『ラブライブ! スーパースター!!』第3期第6話「タカラモノ」では唐可可の出身地上海にLiella! そしてトマカノーテが滞在しています。それはいいのですが・・・。
なんですか、これ。
ホテルのビュッフェで食事を盛り付ける彼女。右から左へ、左から右へ、右からまた左へ。カニのごとく地面を並行移動ししかもゴキブリのごとく素早い。さらにはカレーライスを見つけて大喜び。ホテルの朝食にカレーなんてあるのか?それはともかくこの仕草は、第2期で「エーデルシュタイン」を歌っていたときのマルガレーテが見る影もありません。これじゃ給食を大量に食べようとする男子中学生です。
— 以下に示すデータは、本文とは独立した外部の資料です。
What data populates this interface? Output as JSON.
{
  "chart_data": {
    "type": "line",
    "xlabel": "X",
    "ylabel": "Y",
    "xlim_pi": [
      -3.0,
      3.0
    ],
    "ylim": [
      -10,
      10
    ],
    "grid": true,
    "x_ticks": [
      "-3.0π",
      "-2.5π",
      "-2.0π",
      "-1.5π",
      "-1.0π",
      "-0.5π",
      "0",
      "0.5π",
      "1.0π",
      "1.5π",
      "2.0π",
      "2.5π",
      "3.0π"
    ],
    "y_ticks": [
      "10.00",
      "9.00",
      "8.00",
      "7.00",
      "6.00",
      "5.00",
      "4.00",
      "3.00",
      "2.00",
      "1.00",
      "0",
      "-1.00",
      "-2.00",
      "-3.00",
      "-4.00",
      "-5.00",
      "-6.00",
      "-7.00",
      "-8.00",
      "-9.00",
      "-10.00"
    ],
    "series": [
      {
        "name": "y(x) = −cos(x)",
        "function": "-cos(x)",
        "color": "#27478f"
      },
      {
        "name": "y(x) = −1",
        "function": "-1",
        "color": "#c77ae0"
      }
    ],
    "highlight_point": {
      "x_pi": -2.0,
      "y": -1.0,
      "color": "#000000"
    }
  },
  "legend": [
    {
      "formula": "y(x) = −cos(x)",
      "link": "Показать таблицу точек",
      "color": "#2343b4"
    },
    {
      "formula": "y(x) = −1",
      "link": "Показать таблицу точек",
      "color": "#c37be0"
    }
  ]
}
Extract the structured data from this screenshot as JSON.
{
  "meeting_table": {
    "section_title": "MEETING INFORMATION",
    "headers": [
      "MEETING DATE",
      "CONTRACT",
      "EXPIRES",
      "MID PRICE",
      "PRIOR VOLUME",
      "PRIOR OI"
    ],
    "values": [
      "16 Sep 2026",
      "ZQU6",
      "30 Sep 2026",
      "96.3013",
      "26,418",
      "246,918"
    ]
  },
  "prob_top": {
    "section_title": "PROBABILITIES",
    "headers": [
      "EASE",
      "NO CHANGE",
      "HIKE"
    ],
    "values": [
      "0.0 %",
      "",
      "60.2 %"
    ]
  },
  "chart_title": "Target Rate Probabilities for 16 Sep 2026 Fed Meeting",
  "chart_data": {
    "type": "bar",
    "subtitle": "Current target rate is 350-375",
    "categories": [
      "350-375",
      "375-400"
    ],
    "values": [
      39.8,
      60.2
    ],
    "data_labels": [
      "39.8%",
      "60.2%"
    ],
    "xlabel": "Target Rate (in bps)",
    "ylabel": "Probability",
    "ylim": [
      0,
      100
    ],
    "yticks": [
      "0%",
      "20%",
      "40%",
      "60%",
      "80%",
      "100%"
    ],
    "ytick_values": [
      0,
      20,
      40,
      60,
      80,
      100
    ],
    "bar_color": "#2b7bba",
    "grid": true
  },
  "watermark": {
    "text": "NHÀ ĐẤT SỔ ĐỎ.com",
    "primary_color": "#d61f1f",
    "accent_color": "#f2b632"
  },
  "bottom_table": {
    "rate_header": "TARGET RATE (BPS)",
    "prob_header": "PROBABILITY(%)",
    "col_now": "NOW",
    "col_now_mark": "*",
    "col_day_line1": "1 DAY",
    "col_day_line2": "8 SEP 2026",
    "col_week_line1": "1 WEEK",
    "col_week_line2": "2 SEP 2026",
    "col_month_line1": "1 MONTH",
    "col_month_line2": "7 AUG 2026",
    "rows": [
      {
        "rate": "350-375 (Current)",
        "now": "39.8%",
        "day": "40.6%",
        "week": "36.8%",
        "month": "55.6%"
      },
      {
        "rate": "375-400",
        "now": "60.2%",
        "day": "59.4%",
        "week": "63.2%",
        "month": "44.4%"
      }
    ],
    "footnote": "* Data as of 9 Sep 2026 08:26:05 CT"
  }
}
そうかまだ高校1年生だから食べ盛りなのか。
少年ジャンプとかで、強かった敵キャラを仲間にしたら案外弱かったとか、仲間にしたらギャグキャラになってしまったとかいうのがありがちなパターンですが、まさかウィーン・マルガレーテもそのルートを進んでしまったのでしょうか。こんなやつにSunny Passionは敗北を喫してしまいました。唐可可は一体彼女のことをどう思っているのでしょうか。作中ではまったく明かされていませんが、胸中は複雑に違いありません。
でも制作陣の気持ちもわかります。「スクールアイドルなんてくだらない」なんて毎回連呼してたら彼女へのヘイトが蓄積します。ひいては作品への評価そのものも揺らいでしまいます。こうやって親しみやすいキャラクターにしていかないと、いつまで経っても結ヶ丘女子高等学校の、Liella! の一員として受け入れてもらえませんからね・・・。
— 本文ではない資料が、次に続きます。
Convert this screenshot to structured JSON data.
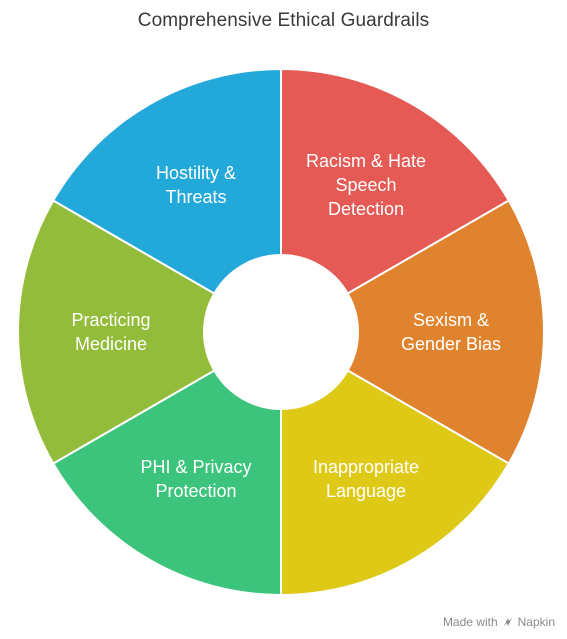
{
  "title": "Comprehensive Ethical Guardrails",
  "segments": [
    {
      "lines": [
        "Racism & Hate",
        "Speech",
        "Detection"
      ],
      "color": "#e55a54"
    },
    {
      "lines": [
        "Sexism &",
        "Gender Bias"
      ],
      "color": "#e0832f"
    },
    {
      "lines": [
        "Inappropriate",
        "Language"
      ],
      "color": "#dfc917"
    },
    {
      "lines": [
        "PHI & Privacy",
        "Protection"
      ],
      "color": "#3cc47c"
    },
    {
      "lines": [
        "Practicing",
        "Medicine"
      ],
      "color": "#93bc3b"
    },
    {
      "lines": [
        "Hostility &",
        "Threats"
      ],
      "color": "#22a8d9"
    }
  ],
  "footer": {
    "made_with": "Made with",
    "brand": "Napkin",
    "icon": "napkin-logo-icon"
  }
}
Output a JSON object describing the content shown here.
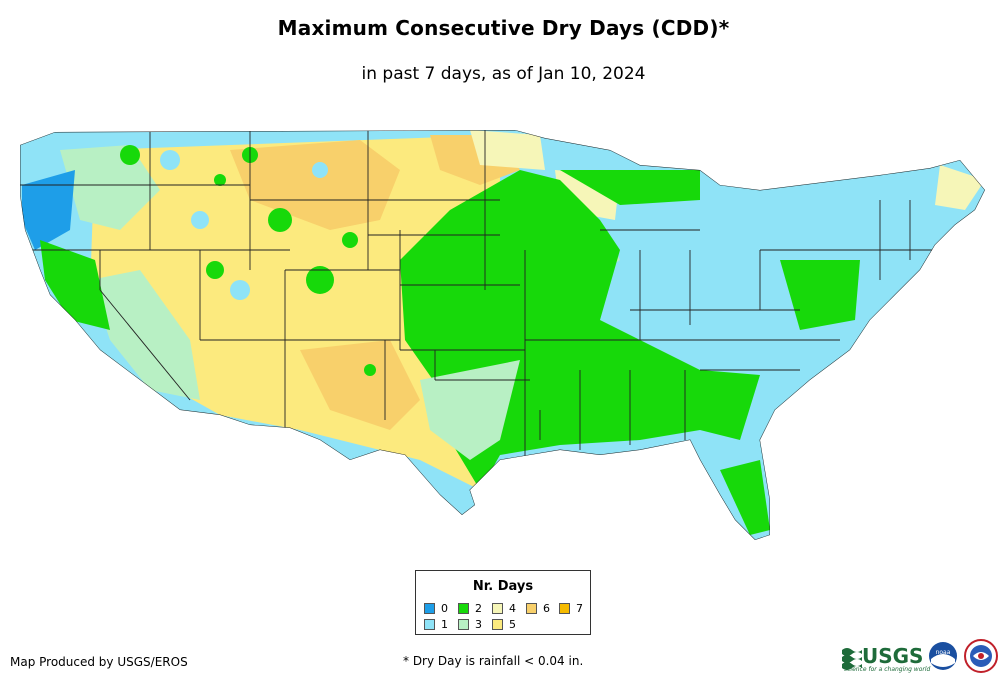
{
  "title": "Maximum Consecutive Dry Days (CDD)*",
  "subtitle": "in past 7 days, as of Jan 10, 2024",
  "legend": {
    "title": "Nr. Days",
    "items": [
      {
        "label": "0",
        "color": "#1e9ee8"
      },
      {
        "label": "1",
        "color": "#8fe3f7"
      },
      {
        "label": "2",
        "color": "#17d90a"
      },
      {
        "label": "3",
        "color": "#b8f0c4"
      },
      {
        "label": "4",
        "color": "#f6f6b8"
      },
      {
        "label": "5",
        "color": "#fcea7e"
      },
      {
        "label": "6",
        "color": "#f8d06b"
      },
      {
        "label": "7",
        "color": "#f6bb00"
      }
    ]
  },
  "footer": {
    "producer": "Map Produced by USGS/EROS",
    "note": "* Dry Day is rainfall < 0.04 in."
  },
  "logos": {
    "usgs_text": "USGS",
    "usgs_tagline": "science for a changing world",
    "noaa_text": "noaa"
  }
}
一応第6話の時点ではまだマルガレーテの心の中ではLiella! は「敵」のようです。かのんに何度「敵じゃない」と否定されても頑なに「敵」呼ばわり。私が初めて訪れたヨーロッパの国はオーストリア。ウィーンでは人が冷淡なことに驚きました。その1年前に訪れたオーストラリアではとてもフレンドリー(ニュージーランドもフレンドリー)だったので驚きました。でも冷淡なのがヨーロッパのデフォルトだと次第に分かってきました。彼らは知らない人に微笑みかけることはめったにありません、特にパリ。そういう欧州の価値観で、つい「敵」と言ってしまうのでしょうか。あるいはマルガレーテの心の中にある「敵」の定義と、かのんの心の中にある「敵」の定義が、まるで違っているのかもしれません。そうなると、同じ「敵」という単語を使っていても完全にすれ違っていることになります。同じ地点に立って同じものを見ているはずなのに、全然違うものが見えているなんて、『君の名は。』みたいな話です。
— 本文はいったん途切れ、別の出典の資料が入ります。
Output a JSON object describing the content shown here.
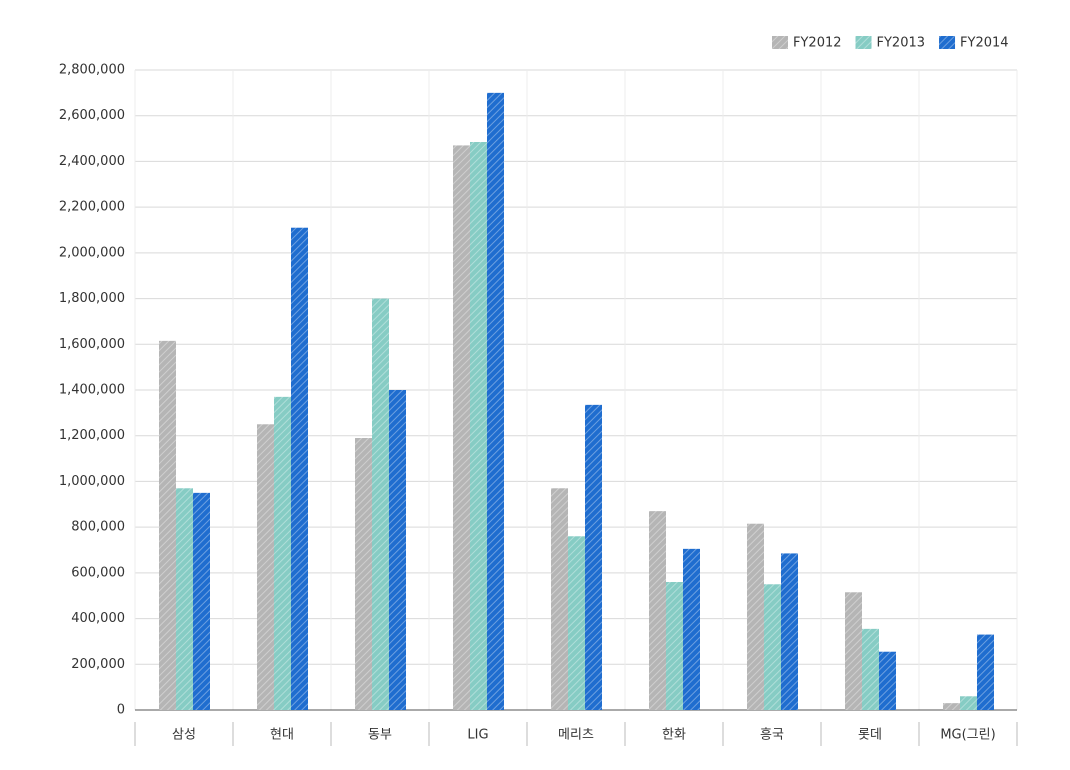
{
  "chart_data": {
    "type": "bar",
    "categories": [
      "삼성",
      "현대",
      "동부",
      "LIG",
      "메리츠",
      "한화",
      "흥국",
      "롯데",
      "MG(그린)"
    ],
    "series": [
      {
        "name": "FY2012",
        "color": "#b5b5b5",
        "values": [
          1615000,
          1250000,
          1190000,
          2470000,
          970000,
          870000,
          815000,
          515000,
          30000
        ]
      },
      {
        "name": "FY2013",
        "color": "#86ccc4",
        "values": [
          970000,
          1370000,
          1800000,
          2485000,
          760000,
          560000,
          550000,
          355000,
          60000
        ]
      },
      {
        "name": "FY2014",
        "color": "#1f6dcf",
        "values": [
          950000,
          2110000,
          1400000,
          2700000,
          1335000,
          705000,
          685000,
          255000,
          330000
        ]
      }
    ],
    "ylim": [
      0,
      2800000
    ],
    "yticks": [
      {
        "value": 0,
        "label": "0"
      },
      {
        "value": 200000,
        "label": "200,000"
      },
      {
        "value": 400000,
        "label": "400,000"
      },
      {
        "value": 600000,
        "label": "600,000"
      },
      {
        "value": 800000,
        "label": "800,000"
      },
      {
        "value": 1000000,
        "label": "1,000,000"
      },
      {
        "value": 1200000,
        "label": "1,200,000"
      },
      {
        "value": 1400000,
        "label": "1,400,000"
      },
      {
        "value": 1600000,
        "label": "1,600,000"
      },
      {
        "value": 1800000,
        "label": "1,800,000"
      },
      {
        "value": 2000000,
        "label": "2,000,000"
      },
      {
        "value": 2200000,
        "label": "2,200,000"
      },
      {
        "value": 2400000,
        "label": "2,400,000"
      },
      {
        "value": 2600000,
        "label": "2,600,000"
      },
      {
        "value": 2800000,
        "label": "2,800,000"
      }
    ],
    "grid": true,
    "legend": "top-right"
  }
}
第7話以降では、きっとトマカノーテとLiella! がどうやって一つになってゆくのかが描かれていくのでしょう。一見競い合っているように見えても、いずれ一つになるのは最初から分かりきっていましたから。そしてLiella! の一員になったら、かつて「スクールアイドルなんてくだらない」と言っていたにもかかわらず学校の希望を一身に背負う存在になるわけですが、一体どんな表情を見せるのでしょうか。あえてマルガレーテ推しの私は事態を重く見ています。